For women, there is very little difference in these measures between single and married women, apart from money, where non-married women are better off. Other studies have shown that married women report lower satisfaction levels than co-habiting or single women and are more likely to initiate divorce than men.
In Louisa May Alcott's Little Women, Jo quits her writing and is married off, a decision Alcott, who never married, said she regretted. Jo should have remained a "literary spinster". In Gerwig's film, Jo is given a book.
"What I was trying to reverse-engineer," she said. "Was this moment that Jo getting her book would make the audience feel like you usually feel when the heroine is chosen by the hero.
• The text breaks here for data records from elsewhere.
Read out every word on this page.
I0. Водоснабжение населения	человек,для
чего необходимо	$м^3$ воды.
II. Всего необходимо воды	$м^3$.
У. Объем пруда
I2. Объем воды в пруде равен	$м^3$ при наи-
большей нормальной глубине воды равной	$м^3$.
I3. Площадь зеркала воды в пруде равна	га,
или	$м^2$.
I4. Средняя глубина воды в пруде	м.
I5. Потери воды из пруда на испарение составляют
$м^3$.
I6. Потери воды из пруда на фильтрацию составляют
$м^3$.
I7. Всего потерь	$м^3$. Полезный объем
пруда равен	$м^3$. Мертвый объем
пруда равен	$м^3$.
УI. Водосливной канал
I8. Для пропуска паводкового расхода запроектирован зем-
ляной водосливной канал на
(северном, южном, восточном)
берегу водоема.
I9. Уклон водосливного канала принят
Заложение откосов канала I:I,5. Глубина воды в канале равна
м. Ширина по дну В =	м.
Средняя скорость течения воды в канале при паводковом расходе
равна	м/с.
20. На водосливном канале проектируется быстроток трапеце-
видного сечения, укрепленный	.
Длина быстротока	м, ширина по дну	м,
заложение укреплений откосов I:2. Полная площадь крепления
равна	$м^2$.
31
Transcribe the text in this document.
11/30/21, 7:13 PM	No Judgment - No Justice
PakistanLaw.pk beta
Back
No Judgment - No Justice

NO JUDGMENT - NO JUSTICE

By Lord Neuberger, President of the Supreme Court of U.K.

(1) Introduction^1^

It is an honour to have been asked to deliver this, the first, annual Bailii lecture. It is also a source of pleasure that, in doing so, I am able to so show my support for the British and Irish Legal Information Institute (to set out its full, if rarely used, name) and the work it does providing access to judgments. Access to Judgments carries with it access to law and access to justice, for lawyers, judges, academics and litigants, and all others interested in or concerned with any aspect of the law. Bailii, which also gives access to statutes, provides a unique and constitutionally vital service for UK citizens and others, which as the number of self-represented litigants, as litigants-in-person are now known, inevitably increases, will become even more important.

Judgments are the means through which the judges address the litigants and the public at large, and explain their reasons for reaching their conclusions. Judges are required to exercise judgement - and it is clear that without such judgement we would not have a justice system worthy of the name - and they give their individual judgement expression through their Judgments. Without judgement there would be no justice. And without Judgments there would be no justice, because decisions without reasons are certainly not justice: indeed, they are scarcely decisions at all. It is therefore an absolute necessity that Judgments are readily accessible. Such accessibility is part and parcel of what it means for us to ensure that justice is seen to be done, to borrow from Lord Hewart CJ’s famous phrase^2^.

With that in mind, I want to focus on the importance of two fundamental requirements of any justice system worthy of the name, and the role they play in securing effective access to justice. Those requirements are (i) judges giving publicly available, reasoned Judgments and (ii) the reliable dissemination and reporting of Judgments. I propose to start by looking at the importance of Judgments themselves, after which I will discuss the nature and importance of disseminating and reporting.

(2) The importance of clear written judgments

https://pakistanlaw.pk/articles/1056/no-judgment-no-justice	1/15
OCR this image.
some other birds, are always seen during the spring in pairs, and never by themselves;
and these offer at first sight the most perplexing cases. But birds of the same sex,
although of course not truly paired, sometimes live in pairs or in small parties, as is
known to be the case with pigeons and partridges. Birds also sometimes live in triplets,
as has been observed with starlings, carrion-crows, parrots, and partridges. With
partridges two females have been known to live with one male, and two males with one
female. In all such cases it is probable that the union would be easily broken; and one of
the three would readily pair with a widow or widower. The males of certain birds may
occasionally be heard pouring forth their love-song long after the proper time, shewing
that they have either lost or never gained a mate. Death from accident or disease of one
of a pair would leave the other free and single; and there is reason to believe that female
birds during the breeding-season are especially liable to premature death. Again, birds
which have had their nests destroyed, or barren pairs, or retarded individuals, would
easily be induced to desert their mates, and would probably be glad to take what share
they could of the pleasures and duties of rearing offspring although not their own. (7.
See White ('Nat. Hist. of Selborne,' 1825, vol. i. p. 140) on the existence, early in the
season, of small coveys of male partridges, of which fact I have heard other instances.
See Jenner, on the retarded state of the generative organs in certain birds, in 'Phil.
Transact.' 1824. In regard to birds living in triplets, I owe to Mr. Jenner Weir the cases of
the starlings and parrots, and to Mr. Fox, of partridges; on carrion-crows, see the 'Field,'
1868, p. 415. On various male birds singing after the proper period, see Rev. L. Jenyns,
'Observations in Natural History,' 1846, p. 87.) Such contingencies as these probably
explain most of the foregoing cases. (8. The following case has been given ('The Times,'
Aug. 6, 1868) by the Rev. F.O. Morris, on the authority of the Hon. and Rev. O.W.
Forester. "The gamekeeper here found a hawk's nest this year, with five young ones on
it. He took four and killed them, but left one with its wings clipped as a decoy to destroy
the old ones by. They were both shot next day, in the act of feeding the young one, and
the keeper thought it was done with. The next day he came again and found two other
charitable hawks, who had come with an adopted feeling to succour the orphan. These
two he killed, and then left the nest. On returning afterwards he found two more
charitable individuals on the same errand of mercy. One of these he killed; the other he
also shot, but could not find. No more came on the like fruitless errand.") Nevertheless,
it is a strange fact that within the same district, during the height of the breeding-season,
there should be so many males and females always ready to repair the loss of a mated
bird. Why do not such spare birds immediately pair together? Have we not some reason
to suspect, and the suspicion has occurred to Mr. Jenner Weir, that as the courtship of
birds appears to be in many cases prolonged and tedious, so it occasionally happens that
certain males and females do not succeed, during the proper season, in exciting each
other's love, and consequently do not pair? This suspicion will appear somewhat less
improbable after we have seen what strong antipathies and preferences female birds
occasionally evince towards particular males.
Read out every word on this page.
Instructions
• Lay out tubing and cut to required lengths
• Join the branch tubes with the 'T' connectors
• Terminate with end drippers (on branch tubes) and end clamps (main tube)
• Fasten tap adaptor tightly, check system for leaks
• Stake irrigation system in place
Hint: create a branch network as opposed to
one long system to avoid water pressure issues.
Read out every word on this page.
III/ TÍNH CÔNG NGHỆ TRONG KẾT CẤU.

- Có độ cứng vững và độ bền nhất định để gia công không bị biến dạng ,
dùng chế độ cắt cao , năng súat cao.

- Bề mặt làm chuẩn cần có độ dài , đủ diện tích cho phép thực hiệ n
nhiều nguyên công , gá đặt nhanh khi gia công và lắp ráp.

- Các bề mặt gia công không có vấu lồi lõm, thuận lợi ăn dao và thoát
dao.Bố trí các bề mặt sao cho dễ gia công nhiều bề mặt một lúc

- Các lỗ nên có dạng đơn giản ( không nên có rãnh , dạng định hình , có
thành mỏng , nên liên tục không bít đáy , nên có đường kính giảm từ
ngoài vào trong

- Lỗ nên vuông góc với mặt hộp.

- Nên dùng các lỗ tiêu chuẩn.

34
I wanted to see if I could create that feeling, but with a girl and her book."
It is a perfect ending to a feminist, questioning film. But, in real life, imagine we could move beyond an either/or choice for women where a relationship is not a stymie to her creative output or stem from an oppressive institution.
Couples are increasingly turning their backs on marriage. Co-habitation is the fastest growing type of relationship in the UK where the number of co-habiting couples has doubled to 3.3 million in 20 years.
The risks for women, though, are even greater in an unmarried partnership. There is a general misconception that co-habiting couples have legal rights similar to those of married couples, leaving women and their children vulnerable.
In England last week the first mixed-sex civil partnerships took place after a law change brought about following a lengthy campaign by a couple, Rebecca Steinfeld and Charles Keidan, who wanted a system that gives them legal protections without the patriarchal baggage of marriage.
This is common in other parts of the world - from de-facto rights in Australia to France's civil solidarity pact and mixed-sex civil partnerships in Netherlands, South Africa, New Zealand and the Isle of Man.
Here, the Civil Partnership (Scotland) Bill is making its way through parliament to make mixed-sex partnerships legal in Scotland. Around 84,000 mixed-sex couples are expected to form civil partnerships next year.
For feminists, for the non-religious, for those who want a new structure within which to define their relationships, this is an exciting development and it will be interesting to see how a civil pact, rather than a marriage, changes the way women feel and thrive in their relationships.
The ambition of civil partnerships is to create true equality. If the much-adapted Little Women reflects how society feels about women at any given time, perhaps the next iteration will see Jo end up with both her novel and an equal match.